Batet hizo algo en exclusiva y que lo sitúa al nivel de egregio como lo calificaba Seco Serrano en el citado artículo. No se limitó a intentar sofocar preventivamente la rebelión, sino que llamó a Martínez Barrio proponiéndole que se formase un gobierno de urgencia, excluyendo a los extremistas de uno y otro bando y proponiendo que se hiciera ministro de la guerra a su subordinado el general Mola.

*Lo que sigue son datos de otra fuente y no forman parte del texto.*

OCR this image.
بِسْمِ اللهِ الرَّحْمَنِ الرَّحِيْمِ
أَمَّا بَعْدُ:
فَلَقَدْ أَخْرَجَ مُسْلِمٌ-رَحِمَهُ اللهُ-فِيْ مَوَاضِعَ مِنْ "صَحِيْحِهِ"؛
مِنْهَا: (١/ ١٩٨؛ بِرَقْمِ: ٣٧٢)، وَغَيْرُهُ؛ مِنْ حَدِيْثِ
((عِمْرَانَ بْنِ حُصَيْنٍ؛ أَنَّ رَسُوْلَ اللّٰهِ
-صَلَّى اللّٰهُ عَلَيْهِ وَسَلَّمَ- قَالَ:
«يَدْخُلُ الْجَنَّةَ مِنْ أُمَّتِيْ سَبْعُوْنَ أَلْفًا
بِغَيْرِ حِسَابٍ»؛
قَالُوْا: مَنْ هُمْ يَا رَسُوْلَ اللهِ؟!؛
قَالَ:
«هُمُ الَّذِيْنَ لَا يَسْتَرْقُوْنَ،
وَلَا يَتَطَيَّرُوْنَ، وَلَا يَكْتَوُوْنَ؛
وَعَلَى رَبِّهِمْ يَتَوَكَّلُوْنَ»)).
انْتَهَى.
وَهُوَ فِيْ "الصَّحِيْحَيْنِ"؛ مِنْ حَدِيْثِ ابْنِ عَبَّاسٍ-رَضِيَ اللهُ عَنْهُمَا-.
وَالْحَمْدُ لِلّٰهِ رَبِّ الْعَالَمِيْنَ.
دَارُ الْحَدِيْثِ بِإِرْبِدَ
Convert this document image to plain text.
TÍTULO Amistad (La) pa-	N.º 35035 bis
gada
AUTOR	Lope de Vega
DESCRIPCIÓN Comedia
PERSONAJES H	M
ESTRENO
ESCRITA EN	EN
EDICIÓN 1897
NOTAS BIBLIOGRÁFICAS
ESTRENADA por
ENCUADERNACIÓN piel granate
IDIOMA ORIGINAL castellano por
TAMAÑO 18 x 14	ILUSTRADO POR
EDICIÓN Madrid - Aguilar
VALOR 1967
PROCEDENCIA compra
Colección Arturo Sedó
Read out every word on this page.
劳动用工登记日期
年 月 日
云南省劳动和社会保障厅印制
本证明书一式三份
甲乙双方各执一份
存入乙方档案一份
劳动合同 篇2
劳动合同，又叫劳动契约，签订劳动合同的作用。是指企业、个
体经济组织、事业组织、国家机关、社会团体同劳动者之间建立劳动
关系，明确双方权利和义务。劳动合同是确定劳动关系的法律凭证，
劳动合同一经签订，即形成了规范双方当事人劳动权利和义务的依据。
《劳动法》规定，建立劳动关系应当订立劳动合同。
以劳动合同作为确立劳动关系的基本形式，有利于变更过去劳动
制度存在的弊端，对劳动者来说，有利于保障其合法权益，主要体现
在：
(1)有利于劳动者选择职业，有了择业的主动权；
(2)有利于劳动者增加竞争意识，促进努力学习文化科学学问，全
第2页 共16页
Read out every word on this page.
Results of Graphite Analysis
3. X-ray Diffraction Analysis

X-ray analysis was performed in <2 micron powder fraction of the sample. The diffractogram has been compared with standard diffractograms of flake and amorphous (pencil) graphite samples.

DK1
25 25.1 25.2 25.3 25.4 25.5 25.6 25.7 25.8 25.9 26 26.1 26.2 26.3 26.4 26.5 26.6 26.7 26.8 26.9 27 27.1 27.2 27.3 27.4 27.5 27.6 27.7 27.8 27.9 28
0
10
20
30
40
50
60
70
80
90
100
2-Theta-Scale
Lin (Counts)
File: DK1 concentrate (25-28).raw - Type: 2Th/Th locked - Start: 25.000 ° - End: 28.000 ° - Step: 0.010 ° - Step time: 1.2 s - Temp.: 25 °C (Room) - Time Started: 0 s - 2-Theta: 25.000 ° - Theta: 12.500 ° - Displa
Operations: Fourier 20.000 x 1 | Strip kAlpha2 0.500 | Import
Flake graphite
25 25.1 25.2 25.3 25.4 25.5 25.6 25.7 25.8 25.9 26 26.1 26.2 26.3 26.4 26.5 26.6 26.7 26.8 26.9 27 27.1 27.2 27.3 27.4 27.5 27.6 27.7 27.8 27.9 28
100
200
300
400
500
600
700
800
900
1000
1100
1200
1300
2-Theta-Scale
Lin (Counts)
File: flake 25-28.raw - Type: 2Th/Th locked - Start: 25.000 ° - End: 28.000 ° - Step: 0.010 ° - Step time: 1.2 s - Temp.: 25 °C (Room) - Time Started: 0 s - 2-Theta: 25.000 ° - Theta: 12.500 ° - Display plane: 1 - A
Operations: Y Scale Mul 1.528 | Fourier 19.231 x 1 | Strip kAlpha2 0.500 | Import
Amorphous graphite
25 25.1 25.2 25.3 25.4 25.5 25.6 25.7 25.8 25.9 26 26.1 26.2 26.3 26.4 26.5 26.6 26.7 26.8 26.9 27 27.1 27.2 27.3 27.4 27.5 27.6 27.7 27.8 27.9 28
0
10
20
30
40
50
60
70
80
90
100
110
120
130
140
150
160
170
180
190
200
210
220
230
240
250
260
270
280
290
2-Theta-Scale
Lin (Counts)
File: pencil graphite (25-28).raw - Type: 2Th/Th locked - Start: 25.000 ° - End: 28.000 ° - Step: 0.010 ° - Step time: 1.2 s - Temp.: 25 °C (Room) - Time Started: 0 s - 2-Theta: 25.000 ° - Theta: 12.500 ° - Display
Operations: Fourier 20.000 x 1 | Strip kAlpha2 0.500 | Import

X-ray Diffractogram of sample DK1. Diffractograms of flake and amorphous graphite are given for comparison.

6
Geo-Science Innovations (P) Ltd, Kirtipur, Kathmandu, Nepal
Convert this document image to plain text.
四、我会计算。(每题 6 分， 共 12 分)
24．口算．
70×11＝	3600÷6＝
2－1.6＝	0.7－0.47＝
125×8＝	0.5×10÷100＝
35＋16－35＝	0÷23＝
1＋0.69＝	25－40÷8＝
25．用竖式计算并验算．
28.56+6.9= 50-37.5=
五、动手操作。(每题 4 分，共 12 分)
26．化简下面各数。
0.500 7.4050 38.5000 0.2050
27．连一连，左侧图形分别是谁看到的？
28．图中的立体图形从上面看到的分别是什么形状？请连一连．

Su defensor en el Consejo de Guerra no pareció a emplear este argumento, en virtud del cual Batet contemporizaba de modo pacífico con la sublevación, convirtiéndose en subordinado de Mola que le había engañado. Su asesinato legal se hizo con la aprobación de Franco y no en los primeros días de la guerra sino el 17 de febrero del 37.
 
De estos caídos, Batet entre ellos, que estaban por encima de los dos bandos, se puede decir que son caídos egregios y olvidados. En una vista reciente al museo del Ejercito, excelentemente dirigido por el general Viñas, observé dramáticos vacíos y ausencias junto la presencia de más de uno que por su trágico historial no merece el honor de aparecer en tal sala.
 
La paradoja política del franquismo consiste en que lo que le falta de legitimación de origen, la tuvo de legitimación de ejercicio. Fue la suya ciertamente una dictadura real y efectiva en sus orígenes. En la ley que lo encumbra a la Jefatura del Estado se dice: ”éste se constituye como unidad de poder” –no de poderes- “y división de funciones”- no de poderes- “y corresponde al Jefe del Estado la suprema potestad de dictar normas jurídicas de carácter general”, a lo que se añade una de sus últimas manifestaciones cuando Franco dice en la Casa de Campo a los Alféreces Provisionales sobrevivientes: “Dado el carácter vitalicio de mi magistratura y que me siento tan joven como vosotros, es de esperar que queden bastantes años…”
 
Pero Franco había dicho el 1 de octubre del 36 en Burgos: “Levantaré a España a lo más alto o dejaré mi vida en el empeño”. Y es el caso que casi lo consiguió. En política social dejo atrás los planes de La Pasionaria. El hambre de la posguerra no nació de la Guerra Civil sino de la 2ª Guerra Mundial, durante la cual los abonos nitrogenados de los que España carecía por completo se declararon producto estratégico administrado cicateramente por el Food Emergency Commitee. El keynesismo intuitivo de Franco, con el que yo colaboré directa y personalmente, junto al turismo en masa que resolvió la escasez de divisas, hicieron el milagro económico de los 60, ensombrecido únicamente por el paréntesis transitorio del innecesario plan de estabilización del 59.
 
Durante el franquismo España conoció pleno empleo y Estado de Bienestar, y ello porque se mantuvo a raya a los economistas del ajuste que con la democracia alcanzaron el poder total.
 
Volviendo al tema básico y buscando algún atisbo lejano de arrepentimiento por la sangre inicialmente derramada, podríamos verlo en la idea fundacional del Valle de los Caídos, donde Franco se propuso reunir en un solo lugar y en torno a su tumba a los caídos de uno y otro bando.
 
(NOTA: Este artículo está escrito sin haber leído el libro de Pio Moa Los mitos de la guerra Civil).